Ground blinds and shooting houses are becoming more and more popular as a whitetail deer tactic… and no wonder.  A fall from a tree stand can kill you and it’s one of hunting’s most frequent accidents.  You can hunt a ground blind in the worst weather and remain comfortable and concealed.  Finally, deer and turkeys rarely see you because you are 99 percent concealed and you can move your hands, feet, and even use your cell phone without spooking game.

However, ground blinds aren’t magic potions that lure giant bucks from fields afar.  They are a tactic, a strategy like a tree stand, and simple mistakes can turn an otherwise magic experience into a lonely sit in the woods.  Here are five blunders that can ruin any ground blind set-up.

Stark Silhouette

Wild turkeys are clueless about a ground blind silhouette, yet most whitetail deer will spook at the domed image that suddenly appeared in their living space.  Although most of today’s ground blinds are highly portable, it’s best to set them up well ahead of hunting and “brush them in” with local vegetation so that the silhouette is disguised.  Make your blind look like a fallen tree and deer won’t spook.

Human Scent

Spray or oxidize scent from all of your gear- everything you touch with your bare hands.

Ground blinds can help to contain human scent, yet you can’t hunt upwind of a good ambush spot and succeed.  First, consider that the blind has scent.  Best to set it up outside for a week or so before deploying.  Secondly, take the same scent precautions you would with any deer hunting scenario- shower, spray down, keep as scent free as possible.  Finally, don’t forget your gear.  Most things that you bring into your blind have human scent, so spray them as well.

Go Solo

Most savvy deer hunters use more than one stand.  Hunters who use climbing tree stands have the benefit of added mobility yet must still deal with all the challenges of hunting high in a tree.  The trick for ground blind users is to have more than one and it’s OK to have two blinds that watch a single ambush spot.  If you know of a hot rub or scrape line, put two blinds up to take advantage of the wind and sunlight conditions.

The Dark Side

Common sense may suggest that the best ground blind allows vision in all directions which translates to keeping all shooting windows open.  Not so.  As part of the brush-in process, back your blind up to heavy cover so that you don’t have to worry about being seen from behind.
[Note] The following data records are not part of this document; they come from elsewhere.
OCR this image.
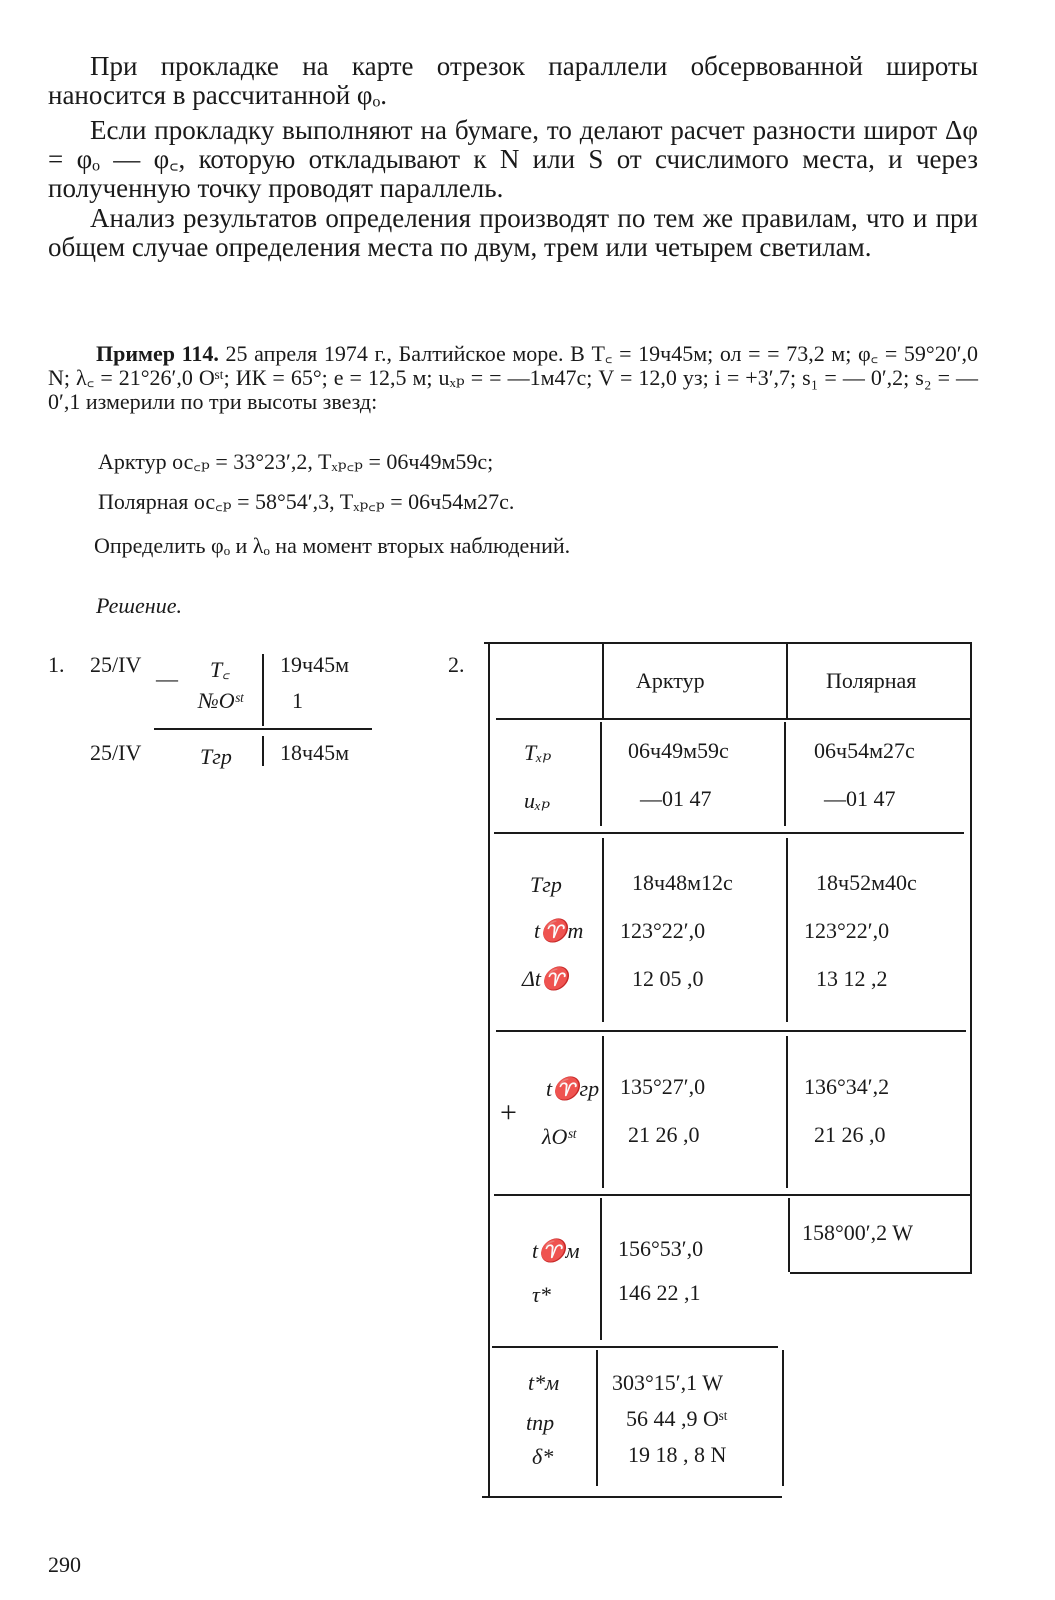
При прокладке на карте отрезок параллели обсервованной широты наносится в рассчитанной φₒ.
Если прокладку выполняют на бумаге, то делают расчет разности широт Δφ = φₒ — φ꜀, которую откладывают к N или S от счислимого места, и через полученную точку проводят параллель.
Анализ результатов определения производят по тем же правилам, что и при общем случае определения места по двум, трем или четырем светилам.
Пример 114. 25 апреля 1974 г., Балтийское море. В T꜀ = 19ч45м; ол = = 73,2 м; φ꜀ = 59°20′,0 N; λ꜀ = 21°26′,0 Oˢᵗ; ИК = 65°; e = 12,5 м; uₓₚ = = —1м47с; V = 12,0 уз; i = +3′,7; s₁ = — 0′,2; s₂ = —0′,1 измерили по три высоты звезд:
Арктур ос꜀ₚ = 33°23′,2, Tₓₚ꜀ₚ = 06ч49м59с;
Полярная ос꜀ₚ = 58°54′,3, Tₓₚ꜀ₚ = 06ч54м27с.
Определить φₒ и λₒ на момент вторых наблюдений.
Решение.
1. 25/IV
— T꜀ 19ч45м
№Oˢᵗ 1
25/IV	Tгр 18ч45м
2.
Арктур	Полярная
Tₓₚ
uₓₚ
06ч49м59с
—01 47
06ч54м27с
—01 47
Tгр
t♈т
Δt♈
18ч48м12с
123°22′,0
12 05 ,0
18ч52м40с
123°22′,0
13 12 ,2
+
t♈гр
λOˢᵗ
135°27′,0
21 26 ,0
136°34′,2
21 26 ,0
t♈м
τ*
156°53′,0
146 22 ,1
158°00′,2 W
t*м
tпр
δ*
303°15′,1 W
56 44 ,9 Oˢᵗ
19 18 , 8 N
290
The unique silhouette of the Mantis helps disguise its location.

Deer that pass in front of your blind will offer the best shooting angles and you don’t have to constantly be turning your head like an owl.  If you can shoot 180 degrees, you can take a deer either coming toward or from behind your location.  By minimizing your shooting windows, you keep your blind darker inside allowing you to draw a bow or raise a rifle without being seen.  With ground blinds, darkness is your friend.  Try to set up your blind facing north or south so that the rising or setting sun does not shine directly into it.

Shoot the Blind

This may sound like a no-brainer, yet it happens far more often than you think.  When that big buck suddenly shows up in front of your blind, it’s perfectly natural to slowly raise your bow or rifle and shoot as soon as the sight settles on its vitals.  However, with a crossbow, compound, or center-fire there’s about a 3-inch difference between the line of fire and line of sight.

Always practice aiming from every shooting portal so that you avoid this problem.  Hunting from a “hide” is tremendously exciting because you are so close to game and at the animal’s level.  It’s a good idea to sight-practice on squirrels, rocks, and stumps so that you know the range and turn a potential blunder into a bountiful shot.